IT’S IN THE DETAILS
Humble coach house is transformed into elegant home
BY PHILLIPA RISPIN
PHOTOGRAPHY: DREW HADLEY
STYLING: JEAN MONET
Floral arrangements: Le Marché aux Fleurs du Village
Coach houses were originally utilitarian buildings – garages for horse-drawn carriages and, later, automobiles – with living quarters above for coachmen, grooms and chauffeurs. Put a coach house into the hands of a good interior designer, however, and it can blossom into a charming residence.
Consider this bijou of a home in upper Westmount.Interior designer OdileCloutier knew exactly what was needed for the century-old, three-storey stone building when she began working her magic.
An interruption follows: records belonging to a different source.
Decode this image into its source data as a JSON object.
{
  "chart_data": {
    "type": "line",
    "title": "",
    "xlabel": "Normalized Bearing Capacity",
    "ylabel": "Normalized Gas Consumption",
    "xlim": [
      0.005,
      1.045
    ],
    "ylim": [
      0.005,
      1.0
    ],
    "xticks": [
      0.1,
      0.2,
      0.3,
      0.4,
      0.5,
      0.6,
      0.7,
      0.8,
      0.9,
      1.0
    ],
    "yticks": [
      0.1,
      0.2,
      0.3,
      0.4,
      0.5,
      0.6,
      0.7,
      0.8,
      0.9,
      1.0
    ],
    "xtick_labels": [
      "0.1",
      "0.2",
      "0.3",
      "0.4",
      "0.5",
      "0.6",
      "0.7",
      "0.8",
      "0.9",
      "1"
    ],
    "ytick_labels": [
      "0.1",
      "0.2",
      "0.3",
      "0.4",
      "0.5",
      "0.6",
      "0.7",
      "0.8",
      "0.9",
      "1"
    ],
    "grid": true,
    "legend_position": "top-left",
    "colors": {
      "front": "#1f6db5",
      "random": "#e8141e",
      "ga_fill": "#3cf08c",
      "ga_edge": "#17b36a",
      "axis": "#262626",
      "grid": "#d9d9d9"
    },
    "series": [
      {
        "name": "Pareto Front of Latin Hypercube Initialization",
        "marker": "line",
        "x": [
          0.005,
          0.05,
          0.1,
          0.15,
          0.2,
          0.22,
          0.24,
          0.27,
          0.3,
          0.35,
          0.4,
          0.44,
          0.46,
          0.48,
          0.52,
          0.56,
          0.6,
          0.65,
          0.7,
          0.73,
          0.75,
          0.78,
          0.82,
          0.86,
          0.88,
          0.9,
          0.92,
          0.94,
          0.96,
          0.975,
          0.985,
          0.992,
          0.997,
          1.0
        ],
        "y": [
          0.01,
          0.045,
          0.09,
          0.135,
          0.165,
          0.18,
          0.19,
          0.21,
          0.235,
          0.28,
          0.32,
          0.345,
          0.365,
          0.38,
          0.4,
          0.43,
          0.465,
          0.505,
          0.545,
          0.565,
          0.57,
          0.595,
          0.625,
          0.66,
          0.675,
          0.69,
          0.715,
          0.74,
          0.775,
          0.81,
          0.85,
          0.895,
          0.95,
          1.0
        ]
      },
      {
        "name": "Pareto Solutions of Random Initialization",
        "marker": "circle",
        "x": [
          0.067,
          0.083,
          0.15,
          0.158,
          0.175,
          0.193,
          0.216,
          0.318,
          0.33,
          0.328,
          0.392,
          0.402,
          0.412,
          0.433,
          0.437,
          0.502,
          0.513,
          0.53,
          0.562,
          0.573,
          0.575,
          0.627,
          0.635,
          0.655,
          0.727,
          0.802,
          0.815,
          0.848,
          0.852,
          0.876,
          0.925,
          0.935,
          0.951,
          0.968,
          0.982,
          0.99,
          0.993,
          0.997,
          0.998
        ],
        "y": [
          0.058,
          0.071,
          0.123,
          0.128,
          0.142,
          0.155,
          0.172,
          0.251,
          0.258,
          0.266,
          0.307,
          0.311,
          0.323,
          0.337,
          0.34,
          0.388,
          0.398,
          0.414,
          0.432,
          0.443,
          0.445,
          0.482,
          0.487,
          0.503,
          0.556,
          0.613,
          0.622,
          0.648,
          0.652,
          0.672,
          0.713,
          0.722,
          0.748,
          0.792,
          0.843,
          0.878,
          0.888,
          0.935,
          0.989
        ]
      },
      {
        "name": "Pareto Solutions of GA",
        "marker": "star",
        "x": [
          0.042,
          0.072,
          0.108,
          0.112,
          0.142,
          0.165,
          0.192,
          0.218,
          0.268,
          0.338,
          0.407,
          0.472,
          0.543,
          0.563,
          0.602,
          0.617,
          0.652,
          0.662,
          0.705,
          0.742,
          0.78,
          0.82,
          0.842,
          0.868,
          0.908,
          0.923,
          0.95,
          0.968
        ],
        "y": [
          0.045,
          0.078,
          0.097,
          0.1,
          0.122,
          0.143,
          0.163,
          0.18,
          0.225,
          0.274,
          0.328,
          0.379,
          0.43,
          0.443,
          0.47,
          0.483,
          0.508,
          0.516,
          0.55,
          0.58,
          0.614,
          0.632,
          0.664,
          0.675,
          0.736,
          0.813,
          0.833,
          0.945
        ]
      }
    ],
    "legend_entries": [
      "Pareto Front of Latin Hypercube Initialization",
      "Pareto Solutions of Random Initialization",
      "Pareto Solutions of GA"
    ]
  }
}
She needed vision and faith that such a metamorphosis was even possible. “It was dark, with many little rooms, and not well divided,” she says of the building. “There was no flow, and few windows. The house needed opening up. I transformed it. I took something with no life, no breathing room, and created a space that has volume and respects architectural history and detail.”
Cloutier called on Bruce Vineberg, a principal at ViconConstruction, to manage the project. It took almost two years to transform the house. The first order of business was to gut the structure. Half the roof was removed and dormers were added. A basement was also excavated to provide more floor space – not an easy process, says Vineberg, as the building was sitting on the solid rock of the mountainside.
Opening the basement and putting dormers into the sloping roof provided more space, but Cloutier and Vineberg had yet more tricks up their sleeves. They added a discreet mudroom at the back, a small bump-out for a breakfast nook on the ground floor, and closet space on the second.
Their master move, however, was to turn the actual garage area of the house into the living room and front entrance. The arched entrances to two of the parking bays are now gloriously large windows that allow light to pour into the living room, and the third bay frames the front entrance and foyer.
Throughout the project, Cloutier and Vineberg had access to the original drawings and photographs of the interior before it was gutted. This allowed them to rebuild some elements. For example, the old house’s former smoking room was replicated in terms of panelling, trim and architectural details. It’s now used as a den. “The goal was for the interior and exterior to not look new,” says Vineberg.
This is not a museum, however; it’s a lived-in home. This is particularly obvious in the kitchen design. “It’s a cook’s kitchen,” says Cloutier. She designed the cabinetry to look traditional, and the style is exemplified by the LaCornue stove and the honed Calacatta Oro island and countertops.
“This house had good bones and a historical background, but it was neglected. I rejuvenated it. It’s all about giving it another life.”